Terkait twist yang dipakai, terasa kontradiktif ketika penonton tiba-tiba diminta simpati terhadap salah satu karakternya yang sedari awal tak pernah secara mendalam mengenal tokohnya. Pada saat yang sama pula, hal ini menimbulkan dampak pesan yang semula William sampaikan terkait perlawanan tujuanikasi wanita. Di saat para karakter wanita dalam film horor lokal mulai meningkatkan kekuatan, Perempuan Bergaun Merah membuat sebuah kompilasi.
Semakin melelahkan ketika transisi antar adegan ketara kasar. Entah ini merupakan kesalahan di meja editing atau materi cerita yang kurang kuat atau bisa saja penyutradaraan William kurang prima hingga imbasnya apa yang disaksikan di layar terkadang terasa membingungkan pula melelahkan setiap mengenal absen. Pun, ketika ditampilkan pun terasa terburu-buru, nihil taji meski variasi metode pembunuhan kreatif (favorit saya adalah sebuah adegan yang melibatkan kasur rumah sakit).
Beruntung bagi Perempuan Bergaun Merah yang memasang rating 13+ berhasil mendorong tingkat kekerasan secara maksimal.

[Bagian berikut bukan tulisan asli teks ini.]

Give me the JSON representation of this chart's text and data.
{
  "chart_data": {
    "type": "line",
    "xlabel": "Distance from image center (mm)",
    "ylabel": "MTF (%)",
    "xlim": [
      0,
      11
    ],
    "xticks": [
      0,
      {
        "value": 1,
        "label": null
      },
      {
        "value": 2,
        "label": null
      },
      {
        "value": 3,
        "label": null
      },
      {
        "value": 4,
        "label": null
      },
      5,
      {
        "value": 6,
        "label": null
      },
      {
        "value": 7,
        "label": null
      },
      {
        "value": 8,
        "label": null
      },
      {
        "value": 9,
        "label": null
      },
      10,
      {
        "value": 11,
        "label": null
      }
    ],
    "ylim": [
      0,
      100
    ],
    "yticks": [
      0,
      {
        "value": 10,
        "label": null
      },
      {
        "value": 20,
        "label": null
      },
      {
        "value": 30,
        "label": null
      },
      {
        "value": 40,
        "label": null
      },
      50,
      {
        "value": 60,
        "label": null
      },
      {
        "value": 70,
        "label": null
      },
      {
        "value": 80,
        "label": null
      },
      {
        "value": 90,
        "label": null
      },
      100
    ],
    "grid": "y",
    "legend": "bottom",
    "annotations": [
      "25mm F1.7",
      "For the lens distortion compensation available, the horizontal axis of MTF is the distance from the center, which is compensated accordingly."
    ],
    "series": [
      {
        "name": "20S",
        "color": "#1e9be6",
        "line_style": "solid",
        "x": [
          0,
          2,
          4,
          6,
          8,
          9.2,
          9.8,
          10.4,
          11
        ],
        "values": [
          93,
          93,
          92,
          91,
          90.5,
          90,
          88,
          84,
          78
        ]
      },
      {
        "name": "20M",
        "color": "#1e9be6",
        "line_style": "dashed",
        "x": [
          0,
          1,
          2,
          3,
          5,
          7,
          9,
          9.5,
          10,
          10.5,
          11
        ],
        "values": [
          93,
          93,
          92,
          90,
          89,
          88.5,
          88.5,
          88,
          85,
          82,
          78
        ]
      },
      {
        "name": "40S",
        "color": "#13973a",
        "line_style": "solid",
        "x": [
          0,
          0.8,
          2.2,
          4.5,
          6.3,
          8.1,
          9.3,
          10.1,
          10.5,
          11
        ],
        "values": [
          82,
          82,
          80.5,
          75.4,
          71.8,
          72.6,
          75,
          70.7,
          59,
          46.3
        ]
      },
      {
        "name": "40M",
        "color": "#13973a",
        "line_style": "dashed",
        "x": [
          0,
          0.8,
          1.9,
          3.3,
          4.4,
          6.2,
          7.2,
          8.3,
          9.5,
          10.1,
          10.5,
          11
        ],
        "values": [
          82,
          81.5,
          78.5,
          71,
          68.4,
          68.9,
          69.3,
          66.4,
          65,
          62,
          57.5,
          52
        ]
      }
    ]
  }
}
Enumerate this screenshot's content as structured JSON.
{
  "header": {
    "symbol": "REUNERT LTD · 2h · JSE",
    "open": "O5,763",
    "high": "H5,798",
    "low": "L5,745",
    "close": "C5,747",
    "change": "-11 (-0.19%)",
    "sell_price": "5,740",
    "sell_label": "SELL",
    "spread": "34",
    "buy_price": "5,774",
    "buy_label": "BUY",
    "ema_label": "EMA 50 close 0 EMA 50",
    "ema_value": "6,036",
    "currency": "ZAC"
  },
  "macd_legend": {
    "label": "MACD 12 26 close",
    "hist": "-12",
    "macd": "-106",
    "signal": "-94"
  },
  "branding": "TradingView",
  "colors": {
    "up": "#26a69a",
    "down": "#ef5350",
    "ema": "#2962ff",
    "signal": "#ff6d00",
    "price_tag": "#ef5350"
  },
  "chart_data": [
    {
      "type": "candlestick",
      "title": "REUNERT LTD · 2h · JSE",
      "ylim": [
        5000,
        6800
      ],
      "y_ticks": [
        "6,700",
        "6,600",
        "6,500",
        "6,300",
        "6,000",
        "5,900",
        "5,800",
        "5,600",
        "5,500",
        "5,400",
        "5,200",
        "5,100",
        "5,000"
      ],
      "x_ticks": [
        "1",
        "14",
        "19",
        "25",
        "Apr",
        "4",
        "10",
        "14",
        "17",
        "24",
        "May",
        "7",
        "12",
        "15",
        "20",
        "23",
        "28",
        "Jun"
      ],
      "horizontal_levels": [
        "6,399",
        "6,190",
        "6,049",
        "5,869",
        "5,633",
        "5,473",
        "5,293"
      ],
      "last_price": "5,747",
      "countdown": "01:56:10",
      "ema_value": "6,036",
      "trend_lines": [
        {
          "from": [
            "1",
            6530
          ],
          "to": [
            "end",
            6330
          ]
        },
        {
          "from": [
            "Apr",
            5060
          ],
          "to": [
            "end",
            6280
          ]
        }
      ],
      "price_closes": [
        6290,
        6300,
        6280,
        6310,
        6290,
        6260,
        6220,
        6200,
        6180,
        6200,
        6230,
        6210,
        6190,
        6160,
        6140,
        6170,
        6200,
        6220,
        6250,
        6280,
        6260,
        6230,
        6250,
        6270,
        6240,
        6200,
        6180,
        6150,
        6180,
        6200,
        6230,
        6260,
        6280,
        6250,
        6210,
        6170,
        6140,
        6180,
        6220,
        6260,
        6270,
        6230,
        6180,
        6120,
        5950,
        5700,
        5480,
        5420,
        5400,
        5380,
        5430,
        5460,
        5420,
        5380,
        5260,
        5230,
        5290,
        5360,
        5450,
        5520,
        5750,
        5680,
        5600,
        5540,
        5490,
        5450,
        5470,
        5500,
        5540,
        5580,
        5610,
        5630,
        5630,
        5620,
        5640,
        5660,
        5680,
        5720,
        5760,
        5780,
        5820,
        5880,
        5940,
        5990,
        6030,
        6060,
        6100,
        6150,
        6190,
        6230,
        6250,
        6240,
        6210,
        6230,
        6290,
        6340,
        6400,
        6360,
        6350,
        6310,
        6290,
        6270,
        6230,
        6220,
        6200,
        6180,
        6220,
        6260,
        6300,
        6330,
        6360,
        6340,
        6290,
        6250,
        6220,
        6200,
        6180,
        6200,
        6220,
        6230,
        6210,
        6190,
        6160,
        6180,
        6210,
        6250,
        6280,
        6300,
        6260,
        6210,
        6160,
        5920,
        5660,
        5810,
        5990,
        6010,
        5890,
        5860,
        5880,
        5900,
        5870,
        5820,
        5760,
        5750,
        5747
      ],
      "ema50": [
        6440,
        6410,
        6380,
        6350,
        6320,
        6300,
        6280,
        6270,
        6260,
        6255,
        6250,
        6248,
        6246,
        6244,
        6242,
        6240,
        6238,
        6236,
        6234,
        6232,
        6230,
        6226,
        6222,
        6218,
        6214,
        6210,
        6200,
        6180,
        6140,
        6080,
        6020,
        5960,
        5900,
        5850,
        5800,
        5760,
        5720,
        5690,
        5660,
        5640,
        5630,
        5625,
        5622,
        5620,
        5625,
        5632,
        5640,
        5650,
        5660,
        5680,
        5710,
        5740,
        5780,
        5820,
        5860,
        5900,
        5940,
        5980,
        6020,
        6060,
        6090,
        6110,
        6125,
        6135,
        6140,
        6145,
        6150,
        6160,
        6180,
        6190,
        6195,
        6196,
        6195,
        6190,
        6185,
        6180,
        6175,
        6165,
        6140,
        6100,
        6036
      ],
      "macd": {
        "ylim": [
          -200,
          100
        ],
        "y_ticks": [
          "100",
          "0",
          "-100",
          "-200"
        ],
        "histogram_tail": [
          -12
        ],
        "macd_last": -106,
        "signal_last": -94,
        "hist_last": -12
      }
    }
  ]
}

Ini setidaknya mengobati sebuah kekesalan kala di lini lainnya terasa kurang seimbang. Jangan lupakan performa pemain yang ikut berperan, Tatjana Saphira dalam debut murni horornya (sejenak lupakan dwilogi Ghost Writer) tampil cukup menggila, meski yang paling membekas diingatan adalah Faradina Mufti yang masuk jajaran scream queen tanah air lewat ekspresi ketakutan sempurna dalam raut wajahnya.
Jika anda memutuskan menonton Perempuan Bergaun Merah demi mencari hiburan dan cipratan darah, filmnya sangat mengecewakan. Lain halnya jika Anda mencari sebuah keseraman dan ketegangan, filmnya tak begitu mulus dalam menyampaikan esensi utamanya. Apalagi jika melihat trek rekor horor lokal sebelumnya yang diatas rata-rata, semoga merasakan kelelahan horor tak sampai mendekati.